• gerard butler'ın oscarlara göz kırpmış olduğu film. oh hep bu tabiri kullanmak istemiştim. sözlük kızlarına da ben göz kırpıyorum.
  • filmin bitmesi akabinde, ''sen ne yaptın boş boş konuşmak dışında'' düşüncesini nazikce insanın kafasına sokan eser.
  • klişelerden ırak mı, pek değil; tatavalarla beyin mi yıkamaya çalışıyor, pek değil; adamı gaza getirmek için gereksiz müzik ve abartı hüzün mü oluşturuyor, kesinlikle değil..
    sonuçta ne çıkıyor, bir kült mü, elbette değil; ama başından sonuna kadar hiç sıkmadan, tüm gerçekleri gözüne sokuyor.

    ben bu yaşıma geldim, küçükken "afrika'daki çocuklar açlıktan ölüyor, o tabağını süpür hemen" diye yetiştirildim, ama kendimi bu kadar çaresiz hissedeceğimi düşünmezdim afrika ve dram konulu bir filmde. bana o çaresizliğin ne demek olduğunu anlattığı ve mutlu sona bağlamak için götünden sıkmadığı kurgusu için; filmi kesinlikle tavsiye ederim.
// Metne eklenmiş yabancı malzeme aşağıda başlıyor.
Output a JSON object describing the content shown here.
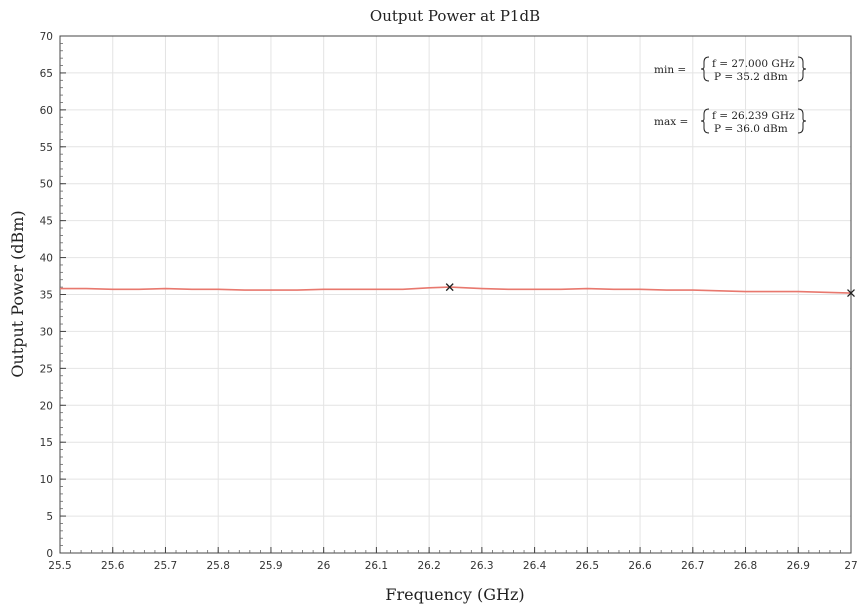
{
  "chart_data": {
    "type": "line",
    "title": "Output Power at P1dB",
    "xlabel": "Frequency (GHz)",
    "ylabel": "Output Power (dBm)",
    "xlim": [
      25.5,
      27.0
    ],
    "ylim": [
      0,
      70
    ],
    "grid": true,
    "x_ticks": [
      "25.5",
      "25.6",
      "25.7",
      "25.8",
      "25.9",
      "26",
      "26.1",
      "26.2",
      "26.3",
      "26.4",
      "26.5",
      "26.6",
      "26.7",
      "26.8",
      "26.9",
      "27"
    ],
    "y_ticks": [
      "0",
      "5",
      "10",
      "15",
      "20",
      "25",
      "30",
      "35",
      "40",
      "45",
      "50",
      "55",
      "60",
      "65",
      "70"
    ],
    "series": [
      {
        "color": "#e8786e",
        "x": [
          25.5,
          25.55,
          25.6,
          25.65,
          25.7,
          25.75,
          25.8,
          25.85,
          25.9,
          25.95,
          26.0,
          26.05,
          26.1,
          26.15,
          26.2,
          26.239,
          26.3,
          26.35,
          26.4,
          26.45,
          26.5,
          26.55,
          26.6,
          26.65,
          26.7,
          26.75,
          26.8,
          26.85,
          26.9,
          26.95,
          27.0
        ],
        "y": [
          35.8,
          35.8,
          35.7,
          35.7,
          35.8,
          35.7,
          35.7,
          35.6,
          35.6,
          35.6,
          35.7,
          35.7,
          35.7,
          35.7,
          35.9,
          36.0,
          35.8,
          35.7,
          35.7,
          35.7,
          35.8,
          35.7,
          35.7,
          35.6,
          35.6,
          35.5,
          35.4,
          35.4,
          35.4,
          35.3,
          35.2
        ]
      }
    ],
    "markers": [
      {
        "name": "max",
        "x": 26.239,
        "y": 36.0,
        "symbol": "x"
      },
      {
        "name": "min",
        "x": 27.0,
        "y": 35.2,
        "symbol": "x"
      }
    ],
    "annotations": {
      "min": {
        "label": "min =",
        "line1": "f = 27.000 GHz",
        "line2": "P = 35.2 dBm"
      },
      "max": {
        "label": "max =",
        "line1": "f = 26.239 GHz",
        "line2": "P = 36.0 dBm"
      }
    }
  }
}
    butler beyimiz de gayet güzel oynamış. ramboluk kısmını da kanımca abartmamışlar, elinde bıçak çatılardan atlayıp kimsenin sırtına inmiyor en azından; silahı alıyor sıkıyor etrafa.
    bir de; o sanat filmlerinde sırıtan sade sessizlikten var bu filmde birkaç tane, hiç biri sırıtmıyor ama bunların, acıtıyor.
  • (bkz: sam childers)
  • gerard butler'ın önlenemez düşüşünün tüm hızıyla devam ettiği net biçimde kötü bir film.
  • sam childers hakkında filmde hikayesinin ne kadar objektif anlatıldığını yorumlayacak bilgiye sahip değilim fakat filmin sonundaki konuşmasını dinledikten sonra, neden böyle bir soru sorduğunu merak ediyor insan.

    --- spoiler ---

    burada oturup bütün mazeretleri haklı çıkarmak benim yapabileceğim bir şey değil. fakat oradaki herkese bir şey sormak istiyorum, çocuğu abisi ablası ve ya kardeşi olan herkese. bugün çocuğunuz ve ya ailenizden biri kaçırılırsa, delinin teki gelirse, bir terörist gelirse ailenizden birini veya çocuğunuzu kaçırırsa ve ben size “çocuğunuzu eve getirebilirim.” dediysem; onu nasıl eve getirdiğimin bir önemi var mı?

    --- spoiler ---
  • ne sanat kaygısı, ne gişe kaygısı güdülerek yapıldığını düşünmediğim, adeta bir bağımsız film örneği.

    izlerken sıkılmadım, gerçek bir hikaye oluşunu da filmin sonunda öğrendim, ben daha çok o mevzulara hafif gönderme yapar gibi düşünüyordum, o tür bir sömürü vb. de yapılmadan, gayet dozunda, fakat vasat bir anlatımla çekilmiş.
  • ilk başta öff bee ne hristiyan propagandası yaptı ya diye düşünürerek izliyorsunuz. sonra konuya vakıf olunca çocukları sudanı insanları düşünürken kendinizi çok anlamsız pasif bok gibi görmenize neden oluyor.

    güzel fakat blood diamond kadar başarılı bir anlatımı yok. ayrıca gerard butler çok taşaklı bir insan evladısın. bir sen bir christian bale bide leonardo
  • günümüz insanına, afrikalıların da insan olduğunu, en azından herhangi bir sostan daha değerli olduğunu anlatmaya çalışan film. filmi izledikten sonra belki bir adım, belki bir ses olsa deniz yıldızı hikayesi gibi.